Material and methods: Burn plasma harvested from donor rats 4 hours after thermal injury (30% TBSA, 100° water, 12 sec) was administered intravenously to healthy animals during two hours of IVM. Shamburn plasma (same procedure but water at 37°) was transferred for negative controls. In the choline-group (BP-CDP) bolus injection of 100mg/Kg body weight cdp-choline was undertaken 15 minutes before examination. In the physostigmine group (BP-PT) 70ug/KG PT was administered 15 minutes prior to IVM. IVM was performed in the ileal portion of rat mesenteries at 0, 60 and 120 min. Capillary leakage was assessed by FITC-albumin extravasation and leukocyte-endothelial-interaction were observed via transillumination microscopy. To assure comparable hemodynamic conditions, microhemodynamic parameters, foremost venular wall shear rate was assessed.
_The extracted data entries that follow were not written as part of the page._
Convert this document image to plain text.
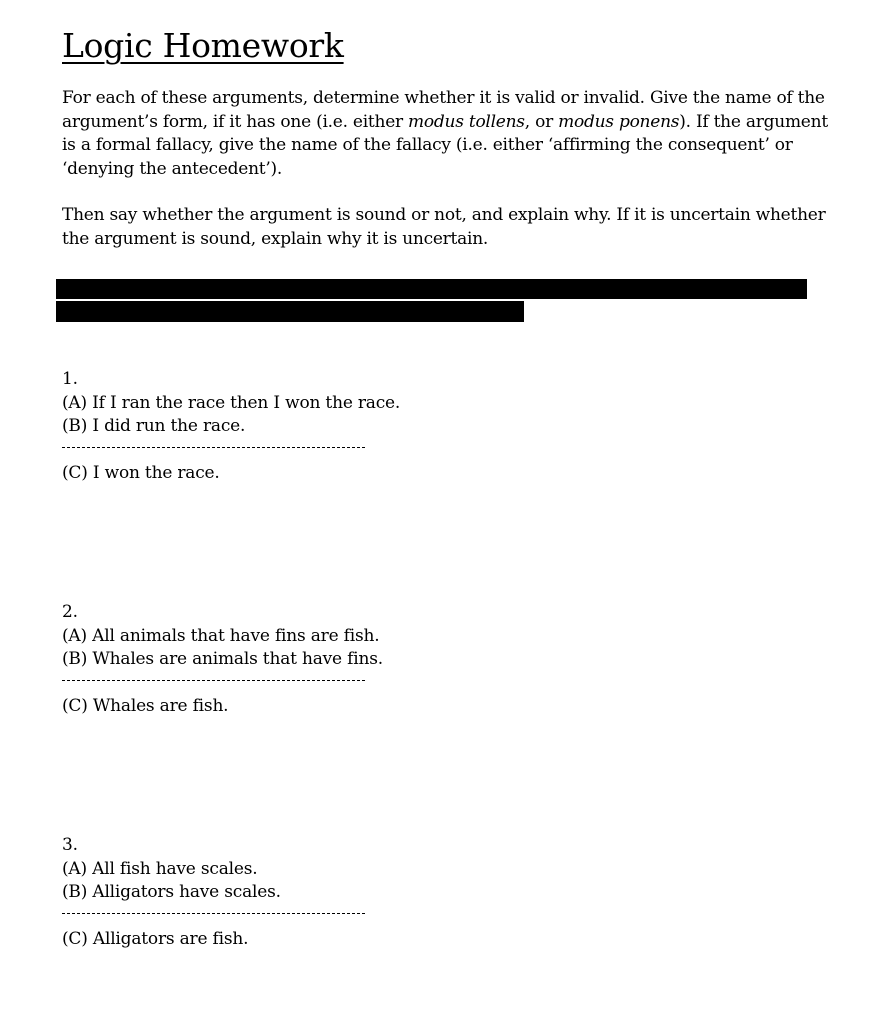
Logic Homework

For each of these arguments, determine whether it is valid or invalid. Give the name of the argument’s form, if it has one (i.e. either modus tollens, or modus ponens). If the argument is a formal fallacy, give the name of the fallacy (i.e. either ‘affirming the consequent’ or ‘denying the antecedent’).

Then say whether the argument is sound or not, and explain why. If it is uncertain whether the argument is sound, explain why it is uncertain.

1.
(A) If I ran the race then I won the race.
(B) I did run the race.
(C) I won the race.
2.
(A) All animals that have fins are fish.
(B) Whales are animals that have fins.
(C) Whales are fish.
3.
(A) All fish have scales.
(B) Alligators have scales.
(C) Alligators are fish.
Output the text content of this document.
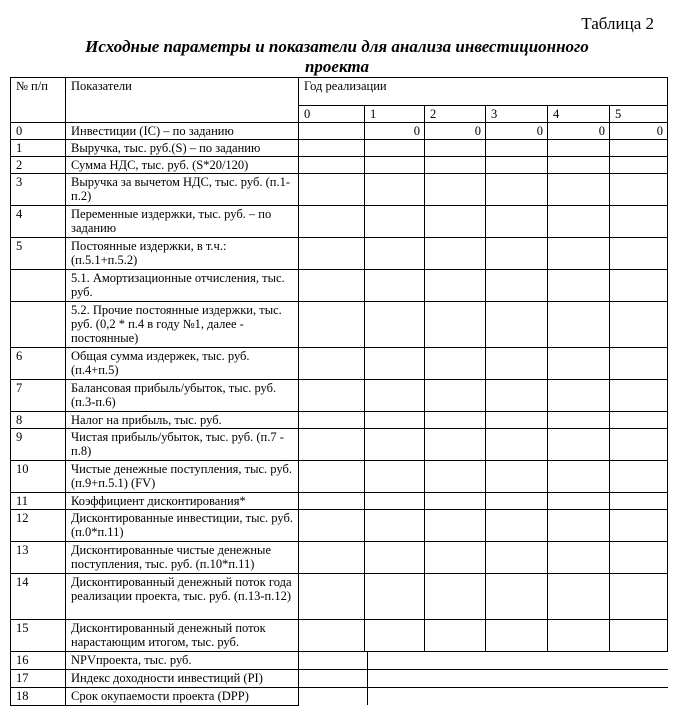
Таблица 2
Исходные параметры и показатели для анализа инвестиционного
проекта
№ п/п	Показатели	Год реализации					
		0	1	2	3	4	5
0	Инвестиции (IC) – по заданию		0	0	0	0	0
1	Выручка, тыс. руб.(S) – по заданию						
2	Сумма НДС, тыс. руб. (S*20/120)						
3	Выручка за вычетом НДС, тыс. руб. (п.1-п.2)						
4	Переменные издержки, тыс. руб. – по заданию						
5	Постоянные издержки, в т.ч.: (п.5.1+п.5.2)						
	5.1. Амортизационные отчисления, тыс. руб.						
	5.2. Прочие постоянные издержки, тыс. руб. (0,2 * п.4 в году №1, далее - постоянные)						
6	Общая сумма издержек, тыс. руб. (п.4+п.5)						
7	Балансовая прибыль/убыток, тыс. руб. (п.3-п.6)						
8	Налог на прибыль, тыс. руб.						
9	Чистая прибыль/убыток, тыс. руб. (п.7 - п.8)						
10	Чистые денежные поступления, тыс. руб. (п.9+п.5.1) (FV)						
11	Коэффициент дисконтирования*						
12	Дисконтированные инвестиции, тыс. руб. (п.0*п.11)						
13	Дисконтированные чистые денежные поступления, тыс. руб. (п.10*п.11)						
14	Дисконтированный денежный поток года реализации проекта, тыс. руб. (п.13-п.12)						
15	Дисконтированный денежный поток нарастающим итогом, тыс. руб.						
16	NPVпроекта, тыс. руб.						

17	Индекс доходности инвестиций (PI)						

18	Срок окупаемости проекта (DPP)						
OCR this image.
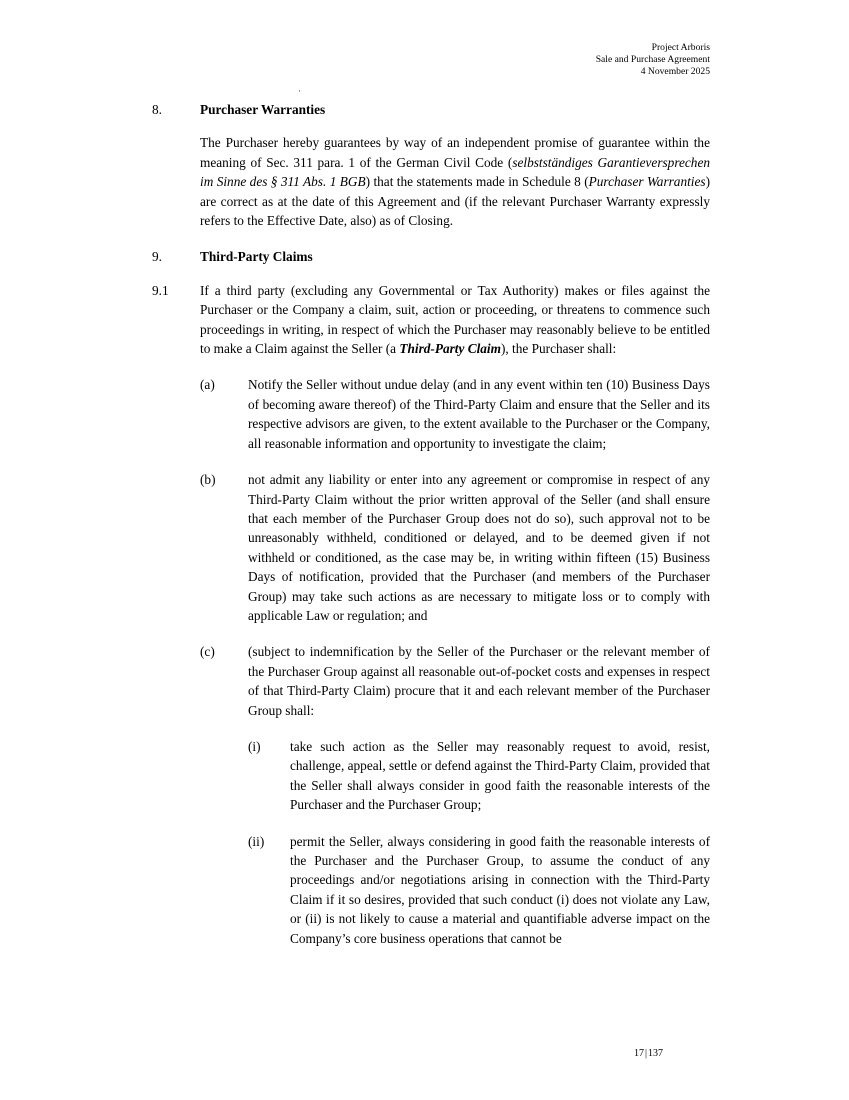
Project Arboris
Sale and Purchase Agreement
4 November 2025
·
8.	Purchaser Warranties

The Purchaser hereby guarantees by way of an independent promise of guarantee within the meaning of Sec. 311 para. 1 of the German Civil Code (selbstständiges Garantieversprechen im Sinne des § 311 Abs. 1 BGB) that the statements made in Schedule 8 (Purchaser Warranties) are correct as at the date of this Agreement and (if the relevant Purchaser Warranty expressly refers to the Effective Date, also) as of Closing.

9.	Third-Party Claims
9.1	If a third party (excluding any Governmental or Tax Authority) makes or files against the Purchaser or the Company a claim, suit, action or proceeding, or threatens to commence such proceedings in writing, in respect of which the Purchaser may reasonably believe to be entitled to make a Claim against the Seller (a Third-Party Claim), the Purchaser shall:

(a)	Notify the Seller without undue delay (and in any event within ten (10) Business Days of becoming aware thereof) of the Third-Party Claim and ensure that the Seller and its respective advisors are given, to the extent available to the Purchaser or the Company, all reasonable information and opportunity to investigate the claim;

(b)	not admit any liability or enter into any agreement or compromise in respect of any Third-Party Claim without the prior written approval of the Seller (and shall ensure that each member of the Purchaser Group does not do so), such approval not to be unreasonably withheld, conditioned or delayed, and to be deemed given if not withheld or conditioned, as the case may be, in writing within fifteen (15) Business Days of notification, provided that the Purchaser (and members of the Purchaser Group) may take such actions as are necessary to mitigate loss or to comply with applicable Law or regulation; and

(c)	(subject to indemnification by the Seller of the Purchaser or the relevant member of the Purchaser Group against all reasonable out-of-pocket costs and expenses in respect of that Third-Party Claim) procure that it and each relevant member of the Purchaser Group shall:

(i)	take such action as the Seller may reasonably request to avoid, resist, challenge, appeal, settle or defend against the Third-Party Claim, provided that the Seller shall always consider in good faith the reasonable interests of the Purchaser and the Purchaser Group;

(ii)	permit the Seller, always considering in good faith the reasonable interests of the Purchaser and the Purchaser Group, to assume the conduct of any proceedings and/or negotiations arising in connection with the Third-Party Claim if it so desires, provided that such conduct (i) does not violate any Law, or (ii) is not likely to cause a material and quantifiable adverse impact on the Company’s core business operations that cannot be

17|137
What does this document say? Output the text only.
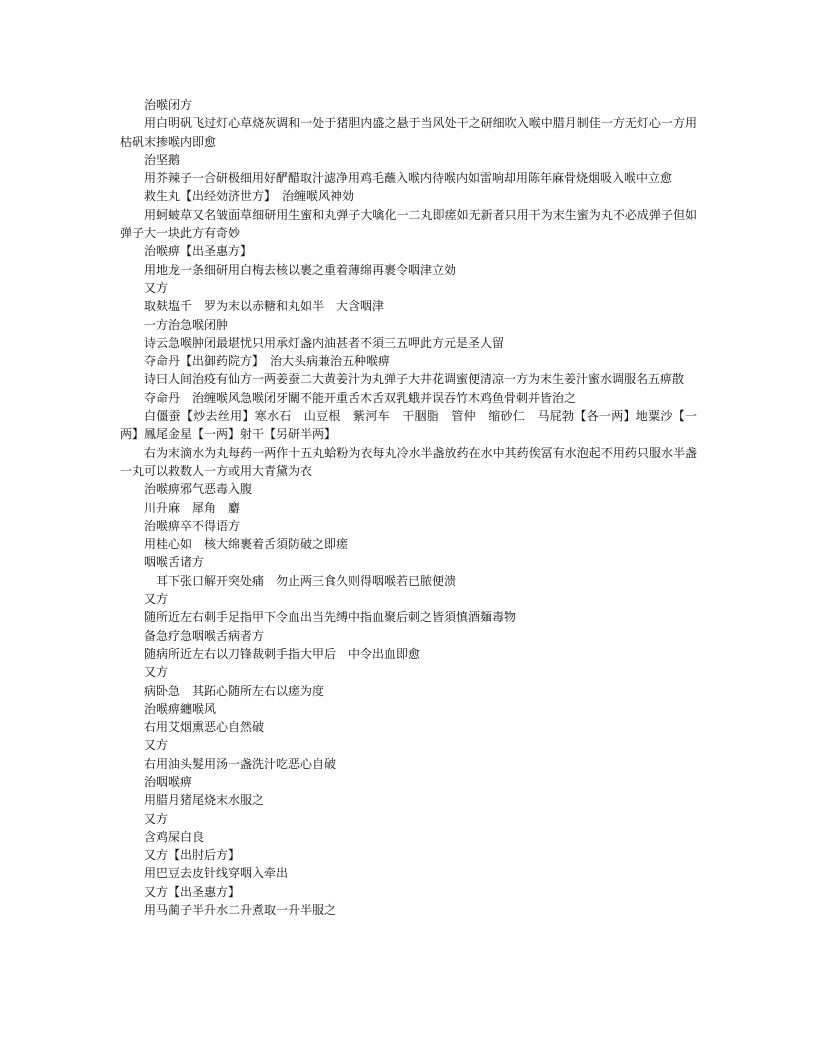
治喉闭方

用白明矾飞过灯心草烧灰调和一处于猪胆内盛之悬于当风处干之研细吹入喉中腊月制佳一方无灯心一方用枯矾末掺喉内即愈

治坚鹅

用芥辣子一合研极细用好酽醋取汁滤净用鸡毛蘸入喉内待喉内如雷响却用陈年麻骨烧烟吸入喉中立愈

救生丸【出经効济世方】　治缠喉风神効

用蚵蚾草又名皱面草细研用生蜜和丸弹子大噙化一二丸即瘥如无新者只用干为末生蜜为丸不必成弹子但如弹子大一块此方有奇妙

治喉痹【出圣惠方】

用地龙一条细研用白梅去核以裹之重着薄绵再裹令咽津立効

又方

取麸塩千　罗为末以赤糖和丸如半　大含咽津

一方治急喉闭肿

诗云急喉肿闭最堪忧只用承灯盏内油甚者不須三五呷此方元是圣人留

夺命丹【出御药院方】　治大头病兼治五种喉痹

诗曰人间治疫有仙方一两姜蚕二大黄姜汁为丸弹子大井花调蜜便清凉一方为末生姜汁蜜水调服名五痹散

夺命丹　治缠喉风急喉闭牙關不能开重舌木舌双乳蛾并误吞竹木鸡鱼骨刺并皆治之

白僵蚕【炒去丝用】寒水石　山豆根　紫河车　干胭脂　管仲　缩砂仁　马屁勃【各一两】地粟沙【一两】鳳尾金星【一两】射干【另研半两】

右为末滴水为丸每药一两作十五丸蛤粉为衣每丸冷水半盏放药在水中其药俟冨有水泡起不用药只服水半盏一丸可以救数人一方或用大青黛为衣

治喉痹邪气恶毒入腹

川升麻　犀角　麝

治喉痹卒不得语方

用桂心如　核大绵裹着舌須防破之即瘥

咽喉舌诸方

耳下张口解开突处痛　勿止两三食久则得咽喉若已脓便溃

又方

随所近左右刺手足指甲下令血出当先缚中指血聚后刺之皆須慎酒麺毒物

备急疗急咽喉舌病者方

随病所近左右以刀锋裁刺手指大甲后　中令出血即愈

又方

病卧急　其跖心随所左右以瘥为度

治喉痹纏喉风

右用艾烟熏恶心自然破

又方

右用油头髮用汤一盏洗汁吃恶心自破

治咽喉痹

用腊月猪尾烧末水服之

又方

含鸡屎白良

又方【出肘后方】

用巴豆去皮针线穿咽入牵出

又方【出圣惠方】

用马蔺子半升水二升煮取一升半服之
Results: Capillary leakage increased significantly after burn plasma transfer when compared to the shamburn group. Blocking of the choline-esterase via PT administration as well as increased choline availability after additional cdp-choline administration attenuates macromolecular efflux to shamburn levels. Leukocyte activation is reduced after cdp-choline and physostigmine treatment.
Conclusion: The significant increase of albumin efflux in rat mesenteries after burn plasma transfer is decreased by additional cdp-choline bolus administration. Furthermore blocking of the choline esterase by PT administration leads to comparable results. These findings may strengthen the role of the CAP in early burn trauma pathophysiology. Further investigations to proof the relevance of the CAP in early burn trauma are strongly required.